Jennings has to continue developing as a shot-creator. He has a fantastic knack for passing when he so desires, as you can see in this compilation of his 19 assists against the Toronto Raptors.
Now he'll just have to focus on passing even more and looking off contested shots for chances at creating easier opportunities for his teammates.
For Smith, it's all about becoming a poor man's version of LeBron.
The versatile forward is fully capable of doing exactly that if he devotes more of his attention to showcasing his athleticism rather than his ability to dent rims with ill-advised jumpers. Smith has always been a defensive ace, a player capable of swatting away shots with the best of them while still guarding perimeter players. But how many big forwards can do this?
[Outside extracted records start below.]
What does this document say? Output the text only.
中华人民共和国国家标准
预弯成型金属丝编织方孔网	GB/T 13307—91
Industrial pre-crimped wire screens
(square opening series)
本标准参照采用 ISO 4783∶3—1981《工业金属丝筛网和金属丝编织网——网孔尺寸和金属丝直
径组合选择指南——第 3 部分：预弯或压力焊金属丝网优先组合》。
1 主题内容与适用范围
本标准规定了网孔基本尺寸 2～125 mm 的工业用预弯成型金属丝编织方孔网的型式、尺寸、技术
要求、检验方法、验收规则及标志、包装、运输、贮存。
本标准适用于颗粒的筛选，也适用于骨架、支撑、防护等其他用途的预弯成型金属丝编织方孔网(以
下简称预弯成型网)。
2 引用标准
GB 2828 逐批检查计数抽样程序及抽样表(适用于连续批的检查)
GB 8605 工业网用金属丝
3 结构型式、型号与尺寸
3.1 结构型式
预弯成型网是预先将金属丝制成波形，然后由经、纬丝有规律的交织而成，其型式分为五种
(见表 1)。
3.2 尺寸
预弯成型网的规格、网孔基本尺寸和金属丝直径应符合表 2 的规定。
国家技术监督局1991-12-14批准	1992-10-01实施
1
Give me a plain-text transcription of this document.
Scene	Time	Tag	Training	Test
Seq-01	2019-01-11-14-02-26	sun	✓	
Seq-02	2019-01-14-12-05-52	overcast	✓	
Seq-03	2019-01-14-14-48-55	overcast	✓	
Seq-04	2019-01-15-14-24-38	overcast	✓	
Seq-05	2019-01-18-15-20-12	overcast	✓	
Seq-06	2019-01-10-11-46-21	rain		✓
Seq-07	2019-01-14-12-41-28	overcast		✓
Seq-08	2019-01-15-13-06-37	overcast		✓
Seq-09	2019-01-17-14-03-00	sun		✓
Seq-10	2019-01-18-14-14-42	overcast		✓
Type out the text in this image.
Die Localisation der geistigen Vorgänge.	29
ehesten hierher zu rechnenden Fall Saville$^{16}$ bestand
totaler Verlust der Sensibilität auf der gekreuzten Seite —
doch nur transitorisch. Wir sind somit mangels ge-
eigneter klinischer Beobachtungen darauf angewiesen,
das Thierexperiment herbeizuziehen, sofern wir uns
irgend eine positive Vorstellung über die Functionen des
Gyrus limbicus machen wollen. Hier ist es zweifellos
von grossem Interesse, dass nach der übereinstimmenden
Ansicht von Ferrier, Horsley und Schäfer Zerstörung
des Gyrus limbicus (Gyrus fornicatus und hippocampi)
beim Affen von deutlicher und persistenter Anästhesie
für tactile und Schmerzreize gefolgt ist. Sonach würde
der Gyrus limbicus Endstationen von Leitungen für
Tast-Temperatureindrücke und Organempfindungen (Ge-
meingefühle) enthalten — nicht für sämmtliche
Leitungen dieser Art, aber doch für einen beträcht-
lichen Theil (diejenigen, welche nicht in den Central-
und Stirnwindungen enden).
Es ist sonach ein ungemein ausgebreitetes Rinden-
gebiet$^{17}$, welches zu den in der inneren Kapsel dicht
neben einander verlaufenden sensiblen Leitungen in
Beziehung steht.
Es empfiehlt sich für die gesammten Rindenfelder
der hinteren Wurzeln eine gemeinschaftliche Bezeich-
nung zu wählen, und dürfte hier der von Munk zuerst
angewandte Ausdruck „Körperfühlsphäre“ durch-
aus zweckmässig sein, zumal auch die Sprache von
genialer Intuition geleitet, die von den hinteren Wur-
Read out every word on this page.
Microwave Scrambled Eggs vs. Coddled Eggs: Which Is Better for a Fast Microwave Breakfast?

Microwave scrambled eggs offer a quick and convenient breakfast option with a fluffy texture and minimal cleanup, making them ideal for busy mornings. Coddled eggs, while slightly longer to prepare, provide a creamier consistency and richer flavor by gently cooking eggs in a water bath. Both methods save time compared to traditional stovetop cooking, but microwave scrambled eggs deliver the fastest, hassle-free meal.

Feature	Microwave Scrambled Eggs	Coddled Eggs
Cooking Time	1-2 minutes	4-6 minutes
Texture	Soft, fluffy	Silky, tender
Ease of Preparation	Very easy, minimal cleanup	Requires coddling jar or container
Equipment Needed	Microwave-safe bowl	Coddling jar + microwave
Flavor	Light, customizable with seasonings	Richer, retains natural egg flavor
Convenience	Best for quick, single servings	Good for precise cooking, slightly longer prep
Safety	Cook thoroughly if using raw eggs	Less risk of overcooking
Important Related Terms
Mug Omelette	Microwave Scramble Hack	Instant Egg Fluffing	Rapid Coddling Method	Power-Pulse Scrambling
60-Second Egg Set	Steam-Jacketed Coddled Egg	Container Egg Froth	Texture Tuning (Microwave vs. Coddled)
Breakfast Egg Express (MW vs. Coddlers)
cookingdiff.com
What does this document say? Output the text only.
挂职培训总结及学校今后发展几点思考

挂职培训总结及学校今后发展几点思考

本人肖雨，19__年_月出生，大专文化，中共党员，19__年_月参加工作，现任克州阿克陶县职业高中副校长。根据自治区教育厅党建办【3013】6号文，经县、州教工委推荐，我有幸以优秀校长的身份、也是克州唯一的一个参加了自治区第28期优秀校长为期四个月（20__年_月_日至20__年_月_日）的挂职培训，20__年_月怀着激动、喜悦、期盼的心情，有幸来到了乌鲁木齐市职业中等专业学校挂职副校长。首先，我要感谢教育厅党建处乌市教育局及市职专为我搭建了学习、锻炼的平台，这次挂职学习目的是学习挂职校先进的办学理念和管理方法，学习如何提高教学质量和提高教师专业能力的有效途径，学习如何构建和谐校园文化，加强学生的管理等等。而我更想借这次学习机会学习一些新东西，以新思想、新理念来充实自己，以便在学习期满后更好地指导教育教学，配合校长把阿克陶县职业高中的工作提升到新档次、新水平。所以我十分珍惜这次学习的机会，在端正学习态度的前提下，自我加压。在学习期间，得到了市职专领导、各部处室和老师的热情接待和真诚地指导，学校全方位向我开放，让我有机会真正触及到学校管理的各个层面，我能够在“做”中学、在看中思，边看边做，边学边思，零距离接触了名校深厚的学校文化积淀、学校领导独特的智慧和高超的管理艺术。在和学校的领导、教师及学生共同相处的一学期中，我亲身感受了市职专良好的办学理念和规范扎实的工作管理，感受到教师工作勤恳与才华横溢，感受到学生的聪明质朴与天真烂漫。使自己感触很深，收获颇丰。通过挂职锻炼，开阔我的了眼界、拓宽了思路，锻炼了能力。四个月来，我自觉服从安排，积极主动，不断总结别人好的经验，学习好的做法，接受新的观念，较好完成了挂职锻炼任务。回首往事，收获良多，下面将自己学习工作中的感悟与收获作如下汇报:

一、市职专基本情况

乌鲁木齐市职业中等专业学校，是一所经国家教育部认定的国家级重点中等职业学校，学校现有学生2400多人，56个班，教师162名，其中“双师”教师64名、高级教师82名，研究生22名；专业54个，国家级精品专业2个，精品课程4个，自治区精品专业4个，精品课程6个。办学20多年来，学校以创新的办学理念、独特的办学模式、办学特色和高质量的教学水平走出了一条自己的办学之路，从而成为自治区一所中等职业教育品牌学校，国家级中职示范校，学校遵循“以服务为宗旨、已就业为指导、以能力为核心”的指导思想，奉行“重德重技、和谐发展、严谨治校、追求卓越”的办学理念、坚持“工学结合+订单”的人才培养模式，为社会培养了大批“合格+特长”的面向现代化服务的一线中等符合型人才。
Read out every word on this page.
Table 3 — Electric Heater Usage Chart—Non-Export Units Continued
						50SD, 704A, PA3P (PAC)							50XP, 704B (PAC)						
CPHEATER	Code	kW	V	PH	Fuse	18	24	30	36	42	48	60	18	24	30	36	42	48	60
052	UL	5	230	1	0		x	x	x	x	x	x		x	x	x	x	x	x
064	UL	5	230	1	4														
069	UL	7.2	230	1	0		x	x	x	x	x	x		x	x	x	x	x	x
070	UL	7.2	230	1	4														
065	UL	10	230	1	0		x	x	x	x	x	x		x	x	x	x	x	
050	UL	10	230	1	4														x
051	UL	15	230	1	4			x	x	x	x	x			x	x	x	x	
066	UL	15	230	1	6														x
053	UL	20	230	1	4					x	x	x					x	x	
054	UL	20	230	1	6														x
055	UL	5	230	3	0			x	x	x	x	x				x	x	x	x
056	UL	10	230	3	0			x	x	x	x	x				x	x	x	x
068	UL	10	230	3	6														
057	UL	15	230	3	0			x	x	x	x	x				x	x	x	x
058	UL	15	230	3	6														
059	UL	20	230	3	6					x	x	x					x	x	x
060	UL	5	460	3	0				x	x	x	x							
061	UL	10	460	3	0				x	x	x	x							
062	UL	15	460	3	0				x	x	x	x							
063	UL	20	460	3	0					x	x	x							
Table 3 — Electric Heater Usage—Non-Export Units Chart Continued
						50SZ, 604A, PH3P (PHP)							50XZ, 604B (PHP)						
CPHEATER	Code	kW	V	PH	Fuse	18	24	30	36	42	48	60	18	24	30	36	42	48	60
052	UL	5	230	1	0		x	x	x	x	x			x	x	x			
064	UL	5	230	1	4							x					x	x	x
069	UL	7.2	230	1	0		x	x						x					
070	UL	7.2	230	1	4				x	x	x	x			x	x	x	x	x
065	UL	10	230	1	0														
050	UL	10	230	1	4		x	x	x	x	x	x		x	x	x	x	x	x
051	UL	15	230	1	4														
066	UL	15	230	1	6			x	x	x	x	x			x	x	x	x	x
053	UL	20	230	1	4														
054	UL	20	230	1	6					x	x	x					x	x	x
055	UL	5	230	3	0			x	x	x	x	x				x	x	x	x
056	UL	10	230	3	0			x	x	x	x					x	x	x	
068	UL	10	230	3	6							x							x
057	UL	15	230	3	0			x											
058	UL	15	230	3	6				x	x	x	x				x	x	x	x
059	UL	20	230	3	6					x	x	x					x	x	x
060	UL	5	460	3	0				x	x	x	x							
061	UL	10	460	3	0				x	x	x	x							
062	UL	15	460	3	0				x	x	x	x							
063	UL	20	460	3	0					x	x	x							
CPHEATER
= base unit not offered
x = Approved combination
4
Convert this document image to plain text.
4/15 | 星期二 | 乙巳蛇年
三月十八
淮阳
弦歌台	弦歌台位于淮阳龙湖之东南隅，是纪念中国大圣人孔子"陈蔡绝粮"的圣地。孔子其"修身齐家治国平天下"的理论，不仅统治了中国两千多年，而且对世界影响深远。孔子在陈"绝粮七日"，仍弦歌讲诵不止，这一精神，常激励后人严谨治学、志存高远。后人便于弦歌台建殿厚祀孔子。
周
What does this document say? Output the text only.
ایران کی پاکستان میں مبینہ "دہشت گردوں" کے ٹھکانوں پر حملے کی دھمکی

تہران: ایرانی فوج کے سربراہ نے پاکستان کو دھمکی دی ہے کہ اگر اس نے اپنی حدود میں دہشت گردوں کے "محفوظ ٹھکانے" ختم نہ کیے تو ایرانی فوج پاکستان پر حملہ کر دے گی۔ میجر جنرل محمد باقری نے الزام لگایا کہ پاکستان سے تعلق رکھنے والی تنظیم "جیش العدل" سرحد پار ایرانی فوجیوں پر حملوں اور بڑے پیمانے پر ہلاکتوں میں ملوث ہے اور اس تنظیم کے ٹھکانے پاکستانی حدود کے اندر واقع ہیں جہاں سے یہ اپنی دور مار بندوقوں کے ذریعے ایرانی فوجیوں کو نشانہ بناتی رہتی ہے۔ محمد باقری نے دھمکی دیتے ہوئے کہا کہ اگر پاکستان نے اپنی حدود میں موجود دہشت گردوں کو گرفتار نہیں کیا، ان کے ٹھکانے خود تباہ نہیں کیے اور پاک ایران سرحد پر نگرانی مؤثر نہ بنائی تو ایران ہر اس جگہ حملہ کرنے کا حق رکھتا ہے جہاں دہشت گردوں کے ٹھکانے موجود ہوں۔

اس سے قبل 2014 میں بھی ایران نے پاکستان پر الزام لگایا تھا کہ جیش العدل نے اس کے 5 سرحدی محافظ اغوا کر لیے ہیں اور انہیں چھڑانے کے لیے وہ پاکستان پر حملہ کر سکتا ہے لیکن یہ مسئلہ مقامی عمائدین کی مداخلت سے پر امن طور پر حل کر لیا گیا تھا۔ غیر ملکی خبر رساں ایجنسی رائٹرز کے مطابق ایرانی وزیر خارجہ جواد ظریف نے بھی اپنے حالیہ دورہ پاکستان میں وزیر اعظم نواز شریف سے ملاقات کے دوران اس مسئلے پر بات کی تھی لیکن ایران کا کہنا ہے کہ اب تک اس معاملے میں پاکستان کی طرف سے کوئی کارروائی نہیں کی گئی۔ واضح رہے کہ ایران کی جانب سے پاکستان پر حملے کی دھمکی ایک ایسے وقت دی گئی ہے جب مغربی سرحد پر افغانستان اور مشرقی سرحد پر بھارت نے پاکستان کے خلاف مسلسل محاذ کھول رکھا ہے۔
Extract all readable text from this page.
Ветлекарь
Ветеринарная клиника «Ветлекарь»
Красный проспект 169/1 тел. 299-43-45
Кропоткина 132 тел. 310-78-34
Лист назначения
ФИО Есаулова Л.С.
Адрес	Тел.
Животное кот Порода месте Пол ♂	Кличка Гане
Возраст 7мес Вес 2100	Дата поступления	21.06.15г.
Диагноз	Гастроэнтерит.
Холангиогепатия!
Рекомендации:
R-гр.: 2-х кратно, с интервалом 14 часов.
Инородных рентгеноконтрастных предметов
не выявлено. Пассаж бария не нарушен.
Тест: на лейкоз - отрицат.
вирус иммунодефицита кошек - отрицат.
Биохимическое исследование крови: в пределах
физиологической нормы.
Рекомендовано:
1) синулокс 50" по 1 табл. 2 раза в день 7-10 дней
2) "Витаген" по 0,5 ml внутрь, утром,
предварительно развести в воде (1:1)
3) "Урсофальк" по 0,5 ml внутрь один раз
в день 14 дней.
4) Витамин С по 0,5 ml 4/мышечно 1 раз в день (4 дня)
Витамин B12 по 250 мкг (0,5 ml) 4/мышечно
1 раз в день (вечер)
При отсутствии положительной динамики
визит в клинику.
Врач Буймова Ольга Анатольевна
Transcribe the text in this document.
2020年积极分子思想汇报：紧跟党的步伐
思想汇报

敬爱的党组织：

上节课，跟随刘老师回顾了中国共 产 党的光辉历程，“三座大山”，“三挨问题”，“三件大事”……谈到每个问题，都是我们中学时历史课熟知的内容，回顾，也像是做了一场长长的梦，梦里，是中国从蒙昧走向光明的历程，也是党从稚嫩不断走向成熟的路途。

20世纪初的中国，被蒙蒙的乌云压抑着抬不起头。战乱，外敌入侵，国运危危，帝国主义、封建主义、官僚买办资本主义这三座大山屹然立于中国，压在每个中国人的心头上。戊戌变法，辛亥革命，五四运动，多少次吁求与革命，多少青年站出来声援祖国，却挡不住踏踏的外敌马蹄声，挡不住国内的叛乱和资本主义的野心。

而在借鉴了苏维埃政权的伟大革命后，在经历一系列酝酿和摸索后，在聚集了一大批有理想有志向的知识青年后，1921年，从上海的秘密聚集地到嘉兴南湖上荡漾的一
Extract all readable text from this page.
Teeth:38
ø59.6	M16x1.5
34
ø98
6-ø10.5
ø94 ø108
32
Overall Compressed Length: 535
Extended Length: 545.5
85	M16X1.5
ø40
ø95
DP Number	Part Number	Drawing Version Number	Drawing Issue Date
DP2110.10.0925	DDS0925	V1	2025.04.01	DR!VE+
Smith gets the ball at the top of the key against the Indiana Pacers, and he immediately starts moving to his left. Speaking of which, isn't it a shame that Drummond isn't a lefty? Because then we'd have the all-lefty Big Three.
If you have any idea what's going to happen from here (before scrolling down and seeing the next screenshot, of course), then you should be working in an NBA front office.
It doesn't look like anything is open. Not even remotely.
Right now, it appears as though driving is J-Smoove's best option.
But Smith possesses incredible court vision and the passing skills to boot. He rockets a pass to the cutting Al Horford, creating an easy, uncontested slam for his teammate.
This high-low game between the two Hawks big men was a staple of Larry Drew's offense, and the Pistons must make sure that Smith and Drummond find themselves on similar pages. The former Atlanta standout's passing is too good to waste.
As for Drummond, he must continue being an athletic specimen who thrives at finishing plays around the basket and corralling rebounds. But his primary focus needs to lie on the defensive end of the court.
Synergy shows the big man was already a standout defender, even as a young rookie. He allowed 0.82 points per possession, the 87th-best mark in the Association, and showcased all sorts of tools.
Drummond thrived guarding situations that required mobility (No. 37 against roll men), but he also showed discipline and instincts when in the post (No. 86 against post-up players). All the signs are there for his developing into a future Defensive Player of the Year candidate.
Hell, I'll go so far as saying that he'll become a future DPOY favorite.
The final key for the trio developing into the NBA's next Big Three is simply more consistent shooting.
For Jennings and Smith, they have to hit mid-range jumpers with more frequency or stop taking them. Meanwhile, Drummond has to be able to hit free throws at least as well as Dwight Howard, and ideally a lot better.
If all that happens, this Pistons trio is going to be very dangerous for a very long time.
I've said for a while that Smith has MVP-candidate potential if he's put in the right situation, and both Drummond and Jennings are young enough that potential is just oozing out of them. The southpaw floor general is only 23 years old, and Drummond can't even get into a bar yet.
As long as they focus on the right parts of their development, they're going to become the next Big Three.